Five Ways Teachers Can Inspire their Students to Build Wealth

 

Our public school system is an epic fail regarding teaching students to thrive in the real world.

Hope is not lost. There are some basic things ALL teachers can utilize in their classrooms regardless of what subject they teach.

Having about 20 years of experience in the classroom allows me to speak confidently about these methods and their effectiveness.

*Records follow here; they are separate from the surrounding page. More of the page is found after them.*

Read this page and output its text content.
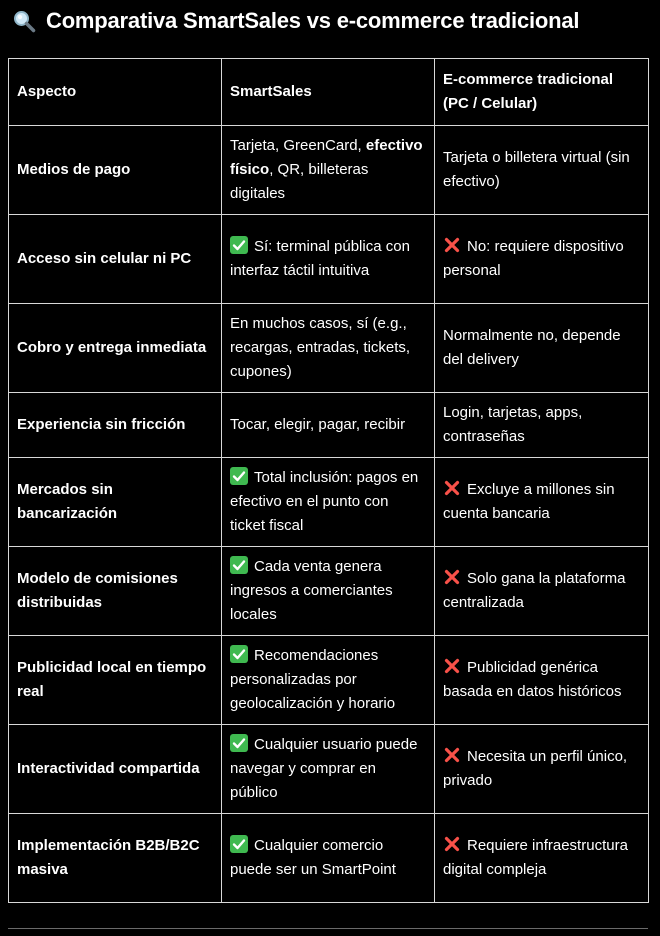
Comparativa SmartSales vs e-commerce tradicional
Aspecto	SmartSales	E-commerce tradicional (PC / Celular)
Medios de pago	Tarjeta, GreenCard, efectivo físico, QR, billeteras digitales	Tarjeta o billetera virtual (sin efectivo)
Acceso sin celular ni PC	Sí: terminal pública con interfaz táctil intuitiva	No: requiere dispositivo personal
Cobro y entrega inmediata	En muchos casos, sí (e.g., recargas, entradas, tickets, cupones)	Normalmente no, depende del delivery
Experiencia sin fricción	Tocar, elegir, pagar, recibir	Login, tarjetas, apps, contraseñas
Mercados sin bancarización	Total inclusión: pagos en efectivo en el punto con ticket fiscal	Excluye a millones sin cuenta bancaria
Modelo de comisiones distribuidas	Cada venta genera ingresos a comerciantes locales	Solo gana la plataforma centralizada
Publicidad local en tiempo real	Recomendaciones personalizadas por geolocalización y horario	Publicidad genérica basada en datos históricos
Interactividad compartida	Cualquier usuario puede navegar y comprar en público	Necesita un perfil único, privado
Implementación B2B/B2C masiva	Cualquier comercio puede ser un SmartPoint	Requiere infraestructura digital compleja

Teachers can help prepare their students for success in life by emphasizing these five points:

  1. Teach students how to work in a group – Few great businesses were built by a one-man-band. If students are going to learn how to build wealth, they first need to know how to play nicely with others. This also forces them to branch out and expose themselves to different ways of thinking. Confirmation bias is a destroyer of wealth. A simple technique is to have students count off 1-5. All the number ones will be in one group; the twos will make up their own group, etc. This will assure they cannot work with only the people they know, and provides possible connections they never would have had if they stayed in their comfort zone.
  2. Emphasize public speaking – Oral projects, in which students must get in front of the class and present their case, are ideal. People are influenced most by stories and emotion. While it is very important to have good writing skills, most people will end up meeting the right contacts by their ability to verbally interact with strangers. You might be surprised; some of the worst writers might be the best speakers. Make this skill equally as important as the written word.  Remember Steve Job’s magical words of “Just one more thing” at the end of his presentations?  This is what sticks out in the minds of the average person, not the complicated software inside his machines.
  3. Discourage grade grubbing – Very few things were more infuriating to me than students who received a 98 on an exam and then spent their time pestering me about getting another two points. I dissuaded them from this practice at the beginning of the year by telling them a much better use of their skills would be focusing their energies on the students in the class who were barely passing. In life you get what you give. Teaching students to help struggling classmates over their own selfish desires builds invaluable leadership traits that are infinitely more valuable than getting two extra points on a test that will mean nothing to their future endeavors.
  4. Focus students on what they like to do – Due to intense peer pressure, students will often sign up for numerous Advanced Placement courses in high school. I would always tell them to focus on the one or two subjects they most enjoyed. Nobody is an expert in everything and devoting hours of time to drudgery can lead to many other problems. Most successful people focus on what they like, not on what is going to impress their parents’ annoying, competitive friends at cocktail parties.
  5. Learn stuff because it gives you joy   “Is this going to be on the test?” is one of the most discouraging questions a teacher can hear. It creates a joyless and soulless learning environment suited for the archaic assembly line jobs of the past, rather than today’s modern knowledge-based economy. Nothing would make me happier than when students took the initiative and brought their outside experiences into the classroom. I will never forget when a student brought in his grandfather’s bombardier uniform from World War II after I taught them about the Battle of Britain. Instilling the habit of life-long learning is the greatest reward. Teaching to the test is a direct pass to life in a cube farm.

These techniques can be implemented by any teacher. By using these methods, the building blocks will be in place for the student’s graduation into a successful career that hopefully will enable them to build wealth for themselves and, possibly others. Emphasizing process rather than outcome in the classroom is the most valuable legacy teachers can leave to their students.

This is just a start to solving this problem. Putting students on this path can lead to wealth and prosperity in the future; and  may open the door to actually developing a rigorous financial literacy program that all would benefit from.

It’s possible the quiet kid sitting in the back row may become the next Warren Buffet after he/she was inspired by this approach and encouraged to do something they love by following a sound, repeatable process that makes the world a better place.

Imagine, the teacher who lit a fire under this financial prodigy may not have even known the difference between a stock and a bond!